Watch this manager discuss where he's finding value today.
Ian Lapey discusses his firms "deep value" investment style pointing out that they like "safe" and "cheap."
Safe - 1) Strong financial position, high quality assets, relative absence of liabilities. 2) Competent management team - impressive long-term track record, whose interests are aligned with outside passive minority shareholders, like ourselves. 3) Understandable business - our investment process is very document driven, we need to have very good disclosure, and we need to be able to understand after a review of the financials in order to invest.
Cheap - "A significant discount from the intrinsic value or private market value. What we try to do in valuing the company, we put on the business person's hat, figure out a conservative valuation of the company as either a private entity or a takeover candidate, and then pay a significant discount to this private market value. We also want the business not only to be trading at a significant discount, but we want the business to have very attractive long term growth potential. So say, double digit long-term potential to compound net asset value."
Where in the world is Third Avenue finding value?
Highest concentration in Hong Kong - investing in several Hong Kong Real Estate operating and investing companies, accounting for about 24% of the portfolio. About 20% of the portfolio is in the U.S. - a mix of high-tech companies with huge cash rich balance sheets, and a large investment in BNY Mellon a huge asset management custodian. 11% in Canada - Forest products company and a couple of energy names.

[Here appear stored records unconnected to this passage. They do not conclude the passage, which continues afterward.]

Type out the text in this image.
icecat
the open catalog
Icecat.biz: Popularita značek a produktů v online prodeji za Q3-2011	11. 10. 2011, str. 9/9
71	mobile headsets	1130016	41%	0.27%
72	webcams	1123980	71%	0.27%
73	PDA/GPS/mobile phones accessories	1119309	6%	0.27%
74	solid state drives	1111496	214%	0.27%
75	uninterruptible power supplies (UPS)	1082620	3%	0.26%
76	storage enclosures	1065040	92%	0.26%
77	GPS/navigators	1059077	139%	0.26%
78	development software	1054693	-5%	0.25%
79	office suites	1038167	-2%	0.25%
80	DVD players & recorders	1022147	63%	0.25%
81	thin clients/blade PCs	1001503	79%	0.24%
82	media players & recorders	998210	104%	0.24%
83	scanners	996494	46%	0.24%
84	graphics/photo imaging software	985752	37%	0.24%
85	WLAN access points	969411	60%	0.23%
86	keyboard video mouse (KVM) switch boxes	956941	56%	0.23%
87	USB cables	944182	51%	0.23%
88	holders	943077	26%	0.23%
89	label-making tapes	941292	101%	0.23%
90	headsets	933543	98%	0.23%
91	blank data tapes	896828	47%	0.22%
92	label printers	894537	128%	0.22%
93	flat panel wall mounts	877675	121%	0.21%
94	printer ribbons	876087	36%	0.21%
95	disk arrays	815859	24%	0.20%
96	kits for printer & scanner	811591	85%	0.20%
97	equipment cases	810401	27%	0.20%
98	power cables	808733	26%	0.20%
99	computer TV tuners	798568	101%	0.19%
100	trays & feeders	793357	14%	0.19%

Hong Kong real estate companies represent the biggest bet in the portfolio - these companies all have extremely strong financial positions, net debt to capital ratios no higher than 15%, the management teams have impressive long term track records, and own between 30-50% of the outstanding shares of the companies, so their interests are very much aligned with ours - and the stocks trade at a significant discount to our estimate of NAV. So currently today, the best examples for us; the most fertile ground for safe and cheap, is in these Hong Kong real estate and investment companies.
Henderson Land
Our biggest position is Henderson Land, a Hong Kong based company with very high quality assets primarily in the form of income producing real estate in Hong Kong, and a small but growing presence in mainland China. They also have a huge agricultural land "bank" in Hong Kong which should be a huge driver of growth for the company, and they own 39% of Hong Kong and China Gas, the sole provider of piped gas to Hong Kong, also with a presence in mainland China. The Chairman and CEO, Li Shau-Kee owns 54% of the common stock, so his interests are very much aligned with ours, and he has a great long term track record.
BNY Mellon
BNY Mellon is extremely well financed, and though they were battered a bit by the financial crisis, they weathered the storm quite well because they have very significant cash generative core businesses, i.e. asset custody, where they're the leading global custodian, with $22-trillion under custody, and asset management, where they have over $1-trillion in AUM. These businesses have performed very well, in the bear market and financial crisis, and in fact, their assets under management were up over 20% in the first quarter of the year, and assets in custody were up over 10%.